Oil prices rose after Islamic State militants said they had seized the Iraqi city of Ramadi, though analysts said the market remained oversupplied.

Wall Street looked set to open lower, according to index futures and the pan-European FTS Eurofirst 300 stocks index gave up early gains, shedding 0.6%.

In Europe, factors including lackluster energy sector earnings, volatile financial shares and Greece's precarious finances sapped positive sentiment.

Italian shares fell 1.9%, led lower by a 2% drop in bank Monte dei Paschi ahead of a plan to sell new shares starting next week.

The Athens bourse was down 0.9%.

"Greece is running on fumes and the risk of non-payment of some form is riding high ... These are desperate times and desperate stakes," Rabobank fixed income strategist Richard McGuire said.
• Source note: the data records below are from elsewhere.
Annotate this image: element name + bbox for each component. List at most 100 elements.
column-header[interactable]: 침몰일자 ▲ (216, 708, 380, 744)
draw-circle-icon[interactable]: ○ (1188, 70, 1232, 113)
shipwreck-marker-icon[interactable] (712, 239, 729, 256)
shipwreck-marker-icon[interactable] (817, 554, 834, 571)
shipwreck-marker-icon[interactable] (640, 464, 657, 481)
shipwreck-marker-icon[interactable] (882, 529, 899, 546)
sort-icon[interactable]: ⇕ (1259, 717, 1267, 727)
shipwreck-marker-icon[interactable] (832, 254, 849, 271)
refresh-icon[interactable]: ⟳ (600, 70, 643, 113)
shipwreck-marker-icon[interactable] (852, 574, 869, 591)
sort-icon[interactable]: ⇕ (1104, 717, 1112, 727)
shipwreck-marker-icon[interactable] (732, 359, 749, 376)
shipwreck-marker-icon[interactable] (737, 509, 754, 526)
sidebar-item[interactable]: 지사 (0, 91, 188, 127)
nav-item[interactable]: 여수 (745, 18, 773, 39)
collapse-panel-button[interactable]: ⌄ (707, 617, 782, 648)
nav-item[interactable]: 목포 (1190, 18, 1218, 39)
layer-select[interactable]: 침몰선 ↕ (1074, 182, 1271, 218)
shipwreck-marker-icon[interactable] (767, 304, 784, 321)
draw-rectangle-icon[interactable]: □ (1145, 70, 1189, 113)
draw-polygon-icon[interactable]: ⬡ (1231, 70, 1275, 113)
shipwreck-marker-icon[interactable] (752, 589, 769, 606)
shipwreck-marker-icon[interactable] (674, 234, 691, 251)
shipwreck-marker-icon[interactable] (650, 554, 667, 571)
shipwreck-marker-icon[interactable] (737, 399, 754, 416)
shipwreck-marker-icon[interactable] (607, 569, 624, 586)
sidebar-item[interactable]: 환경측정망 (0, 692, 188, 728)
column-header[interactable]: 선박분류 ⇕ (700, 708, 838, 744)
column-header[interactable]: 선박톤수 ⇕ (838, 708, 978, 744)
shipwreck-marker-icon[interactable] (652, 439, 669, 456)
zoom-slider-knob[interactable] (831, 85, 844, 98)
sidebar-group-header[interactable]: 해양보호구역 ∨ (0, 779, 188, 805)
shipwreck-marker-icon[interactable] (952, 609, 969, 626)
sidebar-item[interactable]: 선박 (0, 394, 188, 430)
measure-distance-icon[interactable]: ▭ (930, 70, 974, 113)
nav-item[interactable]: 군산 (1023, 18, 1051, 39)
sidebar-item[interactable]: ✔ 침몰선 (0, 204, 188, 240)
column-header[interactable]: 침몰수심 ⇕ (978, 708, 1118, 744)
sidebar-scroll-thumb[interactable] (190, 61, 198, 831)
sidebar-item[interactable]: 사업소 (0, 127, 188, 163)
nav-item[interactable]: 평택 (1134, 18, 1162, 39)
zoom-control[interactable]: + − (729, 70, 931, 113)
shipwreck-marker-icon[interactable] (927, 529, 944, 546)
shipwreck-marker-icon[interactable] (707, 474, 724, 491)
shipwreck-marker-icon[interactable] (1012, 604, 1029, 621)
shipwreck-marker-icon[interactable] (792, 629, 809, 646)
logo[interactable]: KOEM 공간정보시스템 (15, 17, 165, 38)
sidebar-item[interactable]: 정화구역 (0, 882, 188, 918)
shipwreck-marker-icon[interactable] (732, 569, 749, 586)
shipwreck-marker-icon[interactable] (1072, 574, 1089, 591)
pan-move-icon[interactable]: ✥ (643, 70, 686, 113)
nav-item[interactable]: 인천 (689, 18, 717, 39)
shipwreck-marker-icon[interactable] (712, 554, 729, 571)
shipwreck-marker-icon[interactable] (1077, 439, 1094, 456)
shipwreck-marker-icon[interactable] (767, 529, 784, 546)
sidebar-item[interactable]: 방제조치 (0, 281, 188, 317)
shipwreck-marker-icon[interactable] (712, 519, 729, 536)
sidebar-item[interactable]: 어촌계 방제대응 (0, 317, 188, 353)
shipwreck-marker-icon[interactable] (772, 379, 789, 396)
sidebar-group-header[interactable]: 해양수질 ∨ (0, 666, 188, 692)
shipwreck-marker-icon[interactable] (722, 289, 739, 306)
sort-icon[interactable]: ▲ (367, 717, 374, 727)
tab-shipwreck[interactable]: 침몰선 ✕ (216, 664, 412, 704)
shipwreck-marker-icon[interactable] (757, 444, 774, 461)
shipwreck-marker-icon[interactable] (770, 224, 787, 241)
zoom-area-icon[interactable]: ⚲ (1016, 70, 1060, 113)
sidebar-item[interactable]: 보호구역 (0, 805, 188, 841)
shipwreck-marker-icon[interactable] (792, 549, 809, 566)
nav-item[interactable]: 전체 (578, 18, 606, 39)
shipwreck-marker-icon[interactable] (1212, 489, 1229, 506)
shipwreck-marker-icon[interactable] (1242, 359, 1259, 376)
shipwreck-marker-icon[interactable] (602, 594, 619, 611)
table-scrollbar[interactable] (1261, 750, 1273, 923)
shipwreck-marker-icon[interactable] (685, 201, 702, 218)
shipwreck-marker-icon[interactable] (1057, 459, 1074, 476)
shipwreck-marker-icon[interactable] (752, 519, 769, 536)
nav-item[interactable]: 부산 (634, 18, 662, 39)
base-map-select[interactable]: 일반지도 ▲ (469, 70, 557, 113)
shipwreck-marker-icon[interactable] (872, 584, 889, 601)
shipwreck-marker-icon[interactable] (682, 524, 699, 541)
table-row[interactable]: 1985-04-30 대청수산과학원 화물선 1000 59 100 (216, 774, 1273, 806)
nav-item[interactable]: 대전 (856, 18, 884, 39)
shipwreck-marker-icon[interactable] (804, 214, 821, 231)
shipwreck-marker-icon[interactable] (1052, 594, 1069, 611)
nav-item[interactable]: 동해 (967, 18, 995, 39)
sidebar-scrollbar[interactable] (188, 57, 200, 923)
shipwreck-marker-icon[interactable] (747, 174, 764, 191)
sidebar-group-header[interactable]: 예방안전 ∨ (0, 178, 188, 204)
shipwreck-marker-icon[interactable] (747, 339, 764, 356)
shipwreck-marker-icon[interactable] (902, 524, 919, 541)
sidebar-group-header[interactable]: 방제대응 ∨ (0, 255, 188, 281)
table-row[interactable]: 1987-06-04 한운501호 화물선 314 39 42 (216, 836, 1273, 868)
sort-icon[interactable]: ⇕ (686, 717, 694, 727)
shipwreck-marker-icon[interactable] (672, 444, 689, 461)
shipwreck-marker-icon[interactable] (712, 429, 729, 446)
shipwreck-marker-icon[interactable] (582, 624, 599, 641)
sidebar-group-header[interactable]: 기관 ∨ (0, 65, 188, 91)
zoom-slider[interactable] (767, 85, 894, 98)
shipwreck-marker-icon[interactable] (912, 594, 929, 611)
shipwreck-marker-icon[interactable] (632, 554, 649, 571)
Greek two-year sovereign bond yields rose nearly 300 bps to just shy of 24% as investors worried the country would be unable to make a debt repayment to the International Monetary Fund next month.

A Greek government spokesman said Athens needed an agreement with creditors by the end of the month.

Asian shares had earlier mostly fallen as investors fretted that weak U.S. data on Friday suggested growth was slowing in the world's largest economy.

MSCI's index of Asia-Pacific shares, excluding Japan, fell 0.7%. Tokyo's Nikkei rose 0.8%.

The dollar rose 0.4% against a basket of currencies. It had lifted off a four-month low hit on Friday after U.S. industrial production fell for a fifth straight month in April and consumer confidence declined more than expected.
 

Inflation

U.S. inflation data, due on Friday, could be an important influence on the timing of the first Federal Reserve interest rate increase since 2006.

The euro, which touched its highest since early February on Friday, was down 0.4% at $1.1408.

"Short term, I think we go to $1.1350 today and, if the U.S. inflation numbers are better than expected at the end of the week, we could push on to as low as $1.1250," said Adam Myers, Head of European FX strategy at Credit Agricole in London.

Data from the Commodity Futures Trading Commission released on Friday showed speculators further pared their bullish dollar bets in the week ended May 12, to their lowest in nine months.

U.S. Treasury yields, which fell after Friday's data, rose on Monday. Ten-year yields were up 2.2 basis points at 2.16%.

German 10-year yields were steady at 0.65%.

Brent crude added 50 cents to $67.32 a barrel.

Gold hit its highest since February in reaction to the U.S. data before pulling back to $1,226.20.